Since Mr. Kim’s death was announced on Dec. 19, South Korea has also intensified the policing of the Internet, where some bloggers called for expressions of condolence, if only to test the government’s tolerance of free speech. Lee Kwang-cheol, a lawyer who is defending several people charged under the National Security Law, said its applications had varied widely depending on the government’s stance toward North Korea.

“What once were called exchanges and cooperation with North Korea are now acts of ‘aiding the enemy,’ ” Mr. Lee said. He cited cases in which people were convicted based on conversations with North Korean officials during trips authorized under previous, more liberal governments.

For years, international rights groups, including the United Nations Human Rights Commission, have urged South Korea to repeal the law. But it has proved resilient in a society where the generation that experienced the 1950-53 Korean War remains wary of Communism, its fears revived by every North Korean military provocation and often stoked for domestic political ends.
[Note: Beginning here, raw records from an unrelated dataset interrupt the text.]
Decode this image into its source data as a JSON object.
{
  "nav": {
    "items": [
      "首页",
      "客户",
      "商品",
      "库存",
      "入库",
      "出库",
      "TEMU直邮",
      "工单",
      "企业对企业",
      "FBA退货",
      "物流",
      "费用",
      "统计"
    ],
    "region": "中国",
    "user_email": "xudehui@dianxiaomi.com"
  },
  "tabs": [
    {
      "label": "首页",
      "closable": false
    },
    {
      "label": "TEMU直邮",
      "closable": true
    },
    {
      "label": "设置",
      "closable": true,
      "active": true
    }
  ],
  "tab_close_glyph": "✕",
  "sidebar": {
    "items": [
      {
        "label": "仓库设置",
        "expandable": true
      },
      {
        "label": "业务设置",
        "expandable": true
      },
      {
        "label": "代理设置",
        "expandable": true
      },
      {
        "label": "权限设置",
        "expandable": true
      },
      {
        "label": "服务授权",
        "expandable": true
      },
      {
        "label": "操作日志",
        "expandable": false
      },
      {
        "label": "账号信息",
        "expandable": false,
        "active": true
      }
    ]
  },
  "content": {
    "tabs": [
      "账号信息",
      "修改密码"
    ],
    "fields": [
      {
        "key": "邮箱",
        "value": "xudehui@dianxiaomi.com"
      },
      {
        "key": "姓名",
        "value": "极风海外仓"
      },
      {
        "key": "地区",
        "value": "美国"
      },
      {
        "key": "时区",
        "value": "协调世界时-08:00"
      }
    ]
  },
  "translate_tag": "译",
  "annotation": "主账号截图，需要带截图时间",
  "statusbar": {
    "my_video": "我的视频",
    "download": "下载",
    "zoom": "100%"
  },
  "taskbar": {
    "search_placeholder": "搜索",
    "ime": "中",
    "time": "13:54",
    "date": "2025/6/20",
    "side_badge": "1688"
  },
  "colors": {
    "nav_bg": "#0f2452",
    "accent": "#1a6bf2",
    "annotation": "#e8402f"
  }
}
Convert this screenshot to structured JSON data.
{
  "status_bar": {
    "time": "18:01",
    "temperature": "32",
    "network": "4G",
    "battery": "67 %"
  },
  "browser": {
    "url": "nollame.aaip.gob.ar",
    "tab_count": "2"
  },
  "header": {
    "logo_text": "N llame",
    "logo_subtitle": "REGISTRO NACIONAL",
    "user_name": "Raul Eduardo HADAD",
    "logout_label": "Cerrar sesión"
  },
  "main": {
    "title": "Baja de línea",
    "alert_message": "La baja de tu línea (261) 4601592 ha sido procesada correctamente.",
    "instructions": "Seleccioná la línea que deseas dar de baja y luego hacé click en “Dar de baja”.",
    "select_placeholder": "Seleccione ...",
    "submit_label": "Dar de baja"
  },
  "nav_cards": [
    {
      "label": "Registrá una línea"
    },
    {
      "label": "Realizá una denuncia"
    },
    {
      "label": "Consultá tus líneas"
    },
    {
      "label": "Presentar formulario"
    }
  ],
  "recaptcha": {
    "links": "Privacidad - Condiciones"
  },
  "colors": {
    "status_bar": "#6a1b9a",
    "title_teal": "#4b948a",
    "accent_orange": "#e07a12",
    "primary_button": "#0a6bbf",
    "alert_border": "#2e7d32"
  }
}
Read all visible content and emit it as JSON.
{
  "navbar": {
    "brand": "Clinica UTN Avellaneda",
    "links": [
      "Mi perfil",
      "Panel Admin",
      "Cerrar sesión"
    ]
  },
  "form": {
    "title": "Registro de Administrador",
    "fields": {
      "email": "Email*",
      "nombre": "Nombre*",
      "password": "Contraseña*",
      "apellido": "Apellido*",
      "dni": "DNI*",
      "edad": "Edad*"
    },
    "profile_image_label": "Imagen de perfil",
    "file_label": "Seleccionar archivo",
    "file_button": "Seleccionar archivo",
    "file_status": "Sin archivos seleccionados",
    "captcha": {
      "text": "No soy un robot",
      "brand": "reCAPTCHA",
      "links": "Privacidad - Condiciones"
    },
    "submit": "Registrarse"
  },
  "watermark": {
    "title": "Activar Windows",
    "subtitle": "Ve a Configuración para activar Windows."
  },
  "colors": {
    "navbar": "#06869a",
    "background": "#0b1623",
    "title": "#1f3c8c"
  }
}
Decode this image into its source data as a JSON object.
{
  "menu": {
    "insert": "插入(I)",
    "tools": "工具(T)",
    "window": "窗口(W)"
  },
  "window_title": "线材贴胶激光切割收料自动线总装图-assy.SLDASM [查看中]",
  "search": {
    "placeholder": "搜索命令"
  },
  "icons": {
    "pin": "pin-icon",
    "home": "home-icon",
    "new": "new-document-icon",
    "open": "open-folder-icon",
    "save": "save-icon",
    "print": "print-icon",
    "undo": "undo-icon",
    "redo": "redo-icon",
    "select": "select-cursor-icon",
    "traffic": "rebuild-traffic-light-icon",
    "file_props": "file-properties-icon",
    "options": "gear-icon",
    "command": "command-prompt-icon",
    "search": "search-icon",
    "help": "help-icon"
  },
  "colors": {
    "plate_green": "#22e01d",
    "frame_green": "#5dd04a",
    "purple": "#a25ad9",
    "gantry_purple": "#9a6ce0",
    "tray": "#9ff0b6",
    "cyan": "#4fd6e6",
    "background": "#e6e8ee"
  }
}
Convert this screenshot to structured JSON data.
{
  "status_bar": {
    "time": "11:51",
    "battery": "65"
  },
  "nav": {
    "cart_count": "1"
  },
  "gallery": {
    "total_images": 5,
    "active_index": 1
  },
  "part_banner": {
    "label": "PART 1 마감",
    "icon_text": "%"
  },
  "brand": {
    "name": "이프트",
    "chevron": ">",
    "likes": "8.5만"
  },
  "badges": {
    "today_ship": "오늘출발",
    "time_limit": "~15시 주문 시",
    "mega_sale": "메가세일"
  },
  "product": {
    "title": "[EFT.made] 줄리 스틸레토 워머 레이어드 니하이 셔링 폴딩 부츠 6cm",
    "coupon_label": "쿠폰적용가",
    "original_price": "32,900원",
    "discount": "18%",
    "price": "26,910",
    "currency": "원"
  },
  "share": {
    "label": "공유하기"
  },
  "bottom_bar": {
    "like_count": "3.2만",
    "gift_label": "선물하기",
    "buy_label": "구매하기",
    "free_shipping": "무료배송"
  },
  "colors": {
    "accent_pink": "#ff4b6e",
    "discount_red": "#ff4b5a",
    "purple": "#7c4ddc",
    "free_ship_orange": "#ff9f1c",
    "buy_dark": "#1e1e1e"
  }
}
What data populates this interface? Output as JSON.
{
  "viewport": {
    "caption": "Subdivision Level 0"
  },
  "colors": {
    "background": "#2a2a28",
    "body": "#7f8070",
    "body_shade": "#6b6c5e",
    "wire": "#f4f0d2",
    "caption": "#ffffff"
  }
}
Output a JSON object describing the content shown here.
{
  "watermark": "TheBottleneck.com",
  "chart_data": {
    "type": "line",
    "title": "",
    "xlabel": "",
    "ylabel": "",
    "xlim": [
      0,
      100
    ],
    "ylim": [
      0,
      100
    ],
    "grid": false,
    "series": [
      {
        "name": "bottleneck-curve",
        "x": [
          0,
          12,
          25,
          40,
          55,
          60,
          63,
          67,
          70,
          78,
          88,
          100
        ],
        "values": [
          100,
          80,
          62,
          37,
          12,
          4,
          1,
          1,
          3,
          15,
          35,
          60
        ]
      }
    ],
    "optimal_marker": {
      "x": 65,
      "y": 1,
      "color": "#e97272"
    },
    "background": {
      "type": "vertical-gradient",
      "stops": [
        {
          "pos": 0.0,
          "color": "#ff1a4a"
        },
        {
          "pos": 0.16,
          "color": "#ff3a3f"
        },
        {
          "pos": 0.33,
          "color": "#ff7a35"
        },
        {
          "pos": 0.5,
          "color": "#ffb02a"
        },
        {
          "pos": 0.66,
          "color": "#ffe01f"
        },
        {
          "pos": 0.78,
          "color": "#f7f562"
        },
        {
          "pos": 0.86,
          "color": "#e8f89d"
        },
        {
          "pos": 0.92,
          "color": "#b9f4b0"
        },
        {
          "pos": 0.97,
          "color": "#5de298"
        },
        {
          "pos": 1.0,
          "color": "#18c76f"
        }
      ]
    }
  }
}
In 2010, 151 people were interrogated on suspicion of violating the National Security Law, up from 39 in 2007. The number of people prosecuted for pro-North Korean online activities increased to 82 in 2010 from 5 in 2008. The number of domestic Web sites shut down for pro-North Korean content rose to 178 last year from 18 in 2009.

During the first 10 months of 2011, the police deleted 67,300 Web posts they believed threatened national security by “praising North Korea and denouncing the U.S. and the government,” a sharp rise from 14,430 posts in 2009. The Korea Communications Standards Commission, a government regulatory agency, almost always approved requests by the police or the national spy agency to delete Web content for violating the National Security Law, although only 20 percent of their investigations under the law led to court convictions in 2010, according to government data submitted to Lee Yong-kyung, an opposition lawmaker. (…)

Recently, the South Korean authorities have begun investigating or arresting bloggers who have praised North Korea — jokingly, some of them said — or have downloaded North Korean propaganda that is widely available on the Internet.

These actions have had “a chilling effect on the freedom of expression,” said Rajiv Narayan, an East Asia researcher for Amnesty International.

In August, Prosecutor General Han Sang-dae declared “a war against fellow-traveling pro-North Korean left-wing elements,” and said, “We must punish and remove them.”

A month later, plainclothes police officers ransacked Park Jung-geun’s photography studio and his home in Seoul for 10 hours, copying the hard disks of his computer and his cellphone memory data and confiscating photos and books they deemed suspicious. They have since called him in five times, each time questioning him for hours: Why did he upload Web links to North Korean songs on his Twitter account? Didn’t he know Twitter was “a powerful propaganda tool” for the North? Read more…

So far, CanKor.ca is still accessible via the Internet to South Korean residents. But that may change, because we are making the full text of the offending North Korean editorial available to any and all who have enough patience to read through this long and sometimes opaque document. You may do so by clicking on this link: DPRK New Year’s Joint Editorial. We will let you know if this leads to CanKor being blocked from South Korean eyes.

One Response to “South Koreans are NOT allowed to see this!”

  1. Anonymous Says:

    […] them to jail or executes them Read this,liar! South Korean Sentenced Over 'Ideology' Between 1961 and 2002, at least 13,178 people were indicted, and 182 of them executed Reply With Quote + Reply to […]

  2. Gerry Says:

    Hey Vtncankor,
    I take your point, I actually never necessarily mean to audio ignorant but I was thinking about a few important things.

    – (While this could very well feel silly) are South Koreans permitted to enter North Korea?
    – Do North Koreans have the correctly to get in touch with internationally and are they permitted the use of internet?
    – Are foreigners that N.Korea aren’t the leading of good friends with, say.. Individuals allowed to drop by and see N.Korea?
    – Do you assume there will be an uprising in North Korea? If so when?